The discussion section of the research paper highlights the evolution of smoking-related health risk assessment methodologies, emphasizing a shift from traditional statistical approaches, such as logistic regression, to advanced machine learning techniques. While earlier studies provided acceptable accuracy in predicting smoking status and associated health risks, they often failed to capture the complex, non-linear relationships inherent in smoking’s biological effects across various physiological systems. Recent advancements in machine learning, including decision trees and gradient boosting methods, have shown improved predictive capabilities, particularly for diseases like lung cancer and chronic obstructive pulmonary disease. However, significant gaps remain in the literature, including a narrow focus on single disease endpoints, limited feature sets, and the use of “black-box” models that lack interpretability, which hinders clinical adoption.

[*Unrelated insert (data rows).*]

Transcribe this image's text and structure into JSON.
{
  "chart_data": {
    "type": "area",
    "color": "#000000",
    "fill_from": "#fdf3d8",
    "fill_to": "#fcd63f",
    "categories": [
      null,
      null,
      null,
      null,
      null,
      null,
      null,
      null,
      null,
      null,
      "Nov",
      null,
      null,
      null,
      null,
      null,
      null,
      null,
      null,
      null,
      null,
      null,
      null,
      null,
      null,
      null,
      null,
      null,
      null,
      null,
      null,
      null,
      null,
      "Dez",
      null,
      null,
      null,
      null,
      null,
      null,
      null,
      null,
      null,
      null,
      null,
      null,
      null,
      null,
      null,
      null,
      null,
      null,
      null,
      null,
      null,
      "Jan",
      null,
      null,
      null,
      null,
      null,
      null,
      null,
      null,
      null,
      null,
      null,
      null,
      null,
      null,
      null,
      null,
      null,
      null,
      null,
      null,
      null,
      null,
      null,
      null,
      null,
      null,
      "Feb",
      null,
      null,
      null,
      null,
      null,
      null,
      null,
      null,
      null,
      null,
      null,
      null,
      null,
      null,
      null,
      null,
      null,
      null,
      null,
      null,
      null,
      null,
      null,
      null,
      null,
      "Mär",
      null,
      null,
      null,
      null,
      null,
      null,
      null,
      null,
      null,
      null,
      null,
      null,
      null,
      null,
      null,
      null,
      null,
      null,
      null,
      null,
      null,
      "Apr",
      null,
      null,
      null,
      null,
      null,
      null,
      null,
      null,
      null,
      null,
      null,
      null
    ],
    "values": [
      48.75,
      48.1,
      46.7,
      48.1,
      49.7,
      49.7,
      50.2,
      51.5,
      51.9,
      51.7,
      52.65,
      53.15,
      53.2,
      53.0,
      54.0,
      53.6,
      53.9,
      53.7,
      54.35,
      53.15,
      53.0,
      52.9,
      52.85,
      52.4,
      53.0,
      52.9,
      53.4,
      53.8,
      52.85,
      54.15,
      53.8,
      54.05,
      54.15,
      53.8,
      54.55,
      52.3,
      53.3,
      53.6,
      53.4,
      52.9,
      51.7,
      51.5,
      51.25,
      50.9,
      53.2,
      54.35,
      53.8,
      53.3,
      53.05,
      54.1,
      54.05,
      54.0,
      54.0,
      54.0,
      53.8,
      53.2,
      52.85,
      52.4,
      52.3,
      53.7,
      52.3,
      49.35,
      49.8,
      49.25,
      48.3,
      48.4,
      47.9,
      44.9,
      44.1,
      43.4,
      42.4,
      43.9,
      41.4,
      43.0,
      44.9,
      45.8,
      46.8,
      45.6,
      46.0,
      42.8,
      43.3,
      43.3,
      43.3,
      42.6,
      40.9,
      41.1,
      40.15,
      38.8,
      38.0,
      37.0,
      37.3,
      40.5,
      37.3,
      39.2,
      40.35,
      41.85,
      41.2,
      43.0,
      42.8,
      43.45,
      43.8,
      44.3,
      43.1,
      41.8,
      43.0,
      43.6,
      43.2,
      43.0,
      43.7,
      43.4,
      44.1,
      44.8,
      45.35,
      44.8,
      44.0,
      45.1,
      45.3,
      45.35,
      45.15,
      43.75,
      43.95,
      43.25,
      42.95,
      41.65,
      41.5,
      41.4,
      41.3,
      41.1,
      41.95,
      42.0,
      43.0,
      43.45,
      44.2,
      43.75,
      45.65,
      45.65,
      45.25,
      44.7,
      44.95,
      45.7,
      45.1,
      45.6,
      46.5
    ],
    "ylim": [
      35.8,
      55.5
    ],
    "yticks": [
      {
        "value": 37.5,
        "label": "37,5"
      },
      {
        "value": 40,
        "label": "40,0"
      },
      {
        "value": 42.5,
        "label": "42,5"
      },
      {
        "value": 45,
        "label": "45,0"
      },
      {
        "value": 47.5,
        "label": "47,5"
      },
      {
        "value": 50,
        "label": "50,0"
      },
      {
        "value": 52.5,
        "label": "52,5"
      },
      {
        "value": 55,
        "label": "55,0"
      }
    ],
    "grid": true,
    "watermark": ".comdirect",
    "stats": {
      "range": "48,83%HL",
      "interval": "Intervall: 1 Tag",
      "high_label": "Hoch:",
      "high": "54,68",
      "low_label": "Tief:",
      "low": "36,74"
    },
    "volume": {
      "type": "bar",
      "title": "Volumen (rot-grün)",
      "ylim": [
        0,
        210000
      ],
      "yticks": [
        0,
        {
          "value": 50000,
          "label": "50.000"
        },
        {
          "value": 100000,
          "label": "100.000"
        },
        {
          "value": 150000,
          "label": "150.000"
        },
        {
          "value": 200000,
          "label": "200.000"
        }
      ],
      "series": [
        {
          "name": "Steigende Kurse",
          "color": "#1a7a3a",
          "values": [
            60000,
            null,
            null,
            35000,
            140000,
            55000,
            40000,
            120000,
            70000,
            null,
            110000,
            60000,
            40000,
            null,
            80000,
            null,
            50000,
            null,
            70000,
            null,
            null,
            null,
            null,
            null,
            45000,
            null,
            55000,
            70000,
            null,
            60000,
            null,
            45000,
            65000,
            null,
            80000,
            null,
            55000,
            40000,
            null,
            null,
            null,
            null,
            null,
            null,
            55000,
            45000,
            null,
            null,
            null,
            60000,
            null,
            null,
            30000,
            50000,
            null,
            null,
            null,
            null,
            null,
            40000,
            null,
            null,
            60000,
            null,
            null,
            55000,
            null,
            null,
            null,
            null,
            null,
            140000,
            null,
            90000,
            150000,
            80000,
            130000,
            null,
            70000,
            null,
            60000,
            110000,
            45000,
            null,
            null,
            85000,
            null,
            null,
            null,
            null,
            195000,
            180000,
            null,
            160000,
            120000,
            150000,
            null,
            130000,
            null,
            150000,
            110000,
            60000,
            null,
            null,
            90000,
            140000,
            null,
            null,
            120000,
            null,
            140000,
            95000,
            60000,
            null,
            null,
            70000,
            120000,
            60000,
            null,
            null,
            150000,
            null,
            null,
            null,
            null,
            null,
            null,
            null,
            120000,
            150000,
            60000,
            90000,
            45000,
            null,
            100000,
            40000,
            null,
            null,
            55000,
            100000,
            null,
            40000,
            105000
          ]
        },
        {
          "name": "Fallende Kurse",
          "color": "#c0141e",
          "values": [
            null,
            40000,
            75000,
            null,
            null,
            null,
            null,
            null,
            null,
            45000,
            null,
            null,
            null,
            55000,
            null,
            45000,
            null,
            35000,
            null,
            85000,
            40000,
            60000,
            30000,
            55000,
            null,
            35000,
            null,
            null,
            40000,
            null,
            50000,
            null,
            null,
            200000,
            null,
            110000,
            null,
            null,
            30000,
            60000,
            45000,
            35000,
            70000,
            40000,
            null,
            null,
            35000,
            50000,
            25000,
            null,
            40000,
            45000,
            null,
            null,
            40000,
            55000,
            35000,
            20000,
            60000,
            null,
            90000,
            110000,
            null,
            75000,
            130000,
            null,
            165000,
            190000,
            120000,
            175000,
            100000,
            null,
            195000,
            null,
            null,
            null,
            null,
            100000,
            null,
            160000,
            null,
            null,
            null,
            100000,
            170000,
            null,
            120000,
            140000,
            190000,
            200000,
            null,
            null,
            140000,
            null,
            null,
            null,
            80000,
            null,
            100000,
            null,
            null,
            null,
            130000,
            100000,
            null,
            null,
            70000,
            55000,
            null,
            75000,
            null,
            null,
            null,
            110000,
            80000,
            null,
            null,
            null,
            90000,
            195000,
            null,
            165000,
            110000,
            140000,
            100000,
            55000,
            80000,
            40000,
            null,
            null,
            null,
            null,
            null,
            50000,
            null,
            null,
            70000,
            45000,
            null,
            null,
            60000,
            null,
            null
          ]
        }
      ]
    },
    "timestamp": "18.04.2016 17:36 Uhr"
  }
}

To address these limitations, the authors propose a holistic, systems-based approach that incorporates a comprehensive panel of biomarkers across multiple health domains, thereby recognizing the systemic nature of smoking-induced damage. They emphasize the importance of model interpretability through the use of SHAP (SHapley Additive exPlanations) values, which enhance transparency and facilitate clinical trust. Additionally, the research includes rigorous benchmarking against established clinical risk assessment tools, allowing for a meaningful comparison of machine learning models with traditional methods. By reframing the research focus towards a multidimensional risk assessment framework, the authors aim to support personalized prevention strategies and proactive health preservation, ultimately contributing to improved patient care and public health outcomes for smoking populations.

Limitations

The limitations of this study highlight several critical factors that may affect the generalizability of the findings. Firstly, the dataset is derived from a single health screening program in South Korea, predominantly featuring urban and ethnically homogeneous participants. This raises concerns about the model’s applicability to other ethnic groups, as genetic variations, such as those in the CYP2A6 gene affecting nicotine metabolism, and differing baseline disease prevalence could influence outcomes. Therefore, external validation in more diverse populations, including European, African, and Latino cohorts, is necessary prior to clinical application.

Additionally, the absence of socioeconomic indicators—such as income, education, and occupation—within the dataset presents a limitation, as these factors are known confounders of both smoking behavior and health outcomes. This oversight may lead to conflated results regarding socioeconomic health disparities and smoking-specific effects. The study’s cross-sectional design further limits the ability to establish temporal causality or predict future disease outcomes, necessitating longitudinal studies that track individuals over 5-10 years to validate high-risk predictions against actual disease incidence. Lastly, reliance on self-reported smoking status may result in underreporting due to social desirability bias; incorporating biochemical validation, such as cotinine levels, would enhance the accuracy of outcome ascertainment. Future research should prioritize multi-site studies in diverse ethnic populations, prospective cohorts with longitudinal follow-up, and the inclusion of detailed smoking history variables.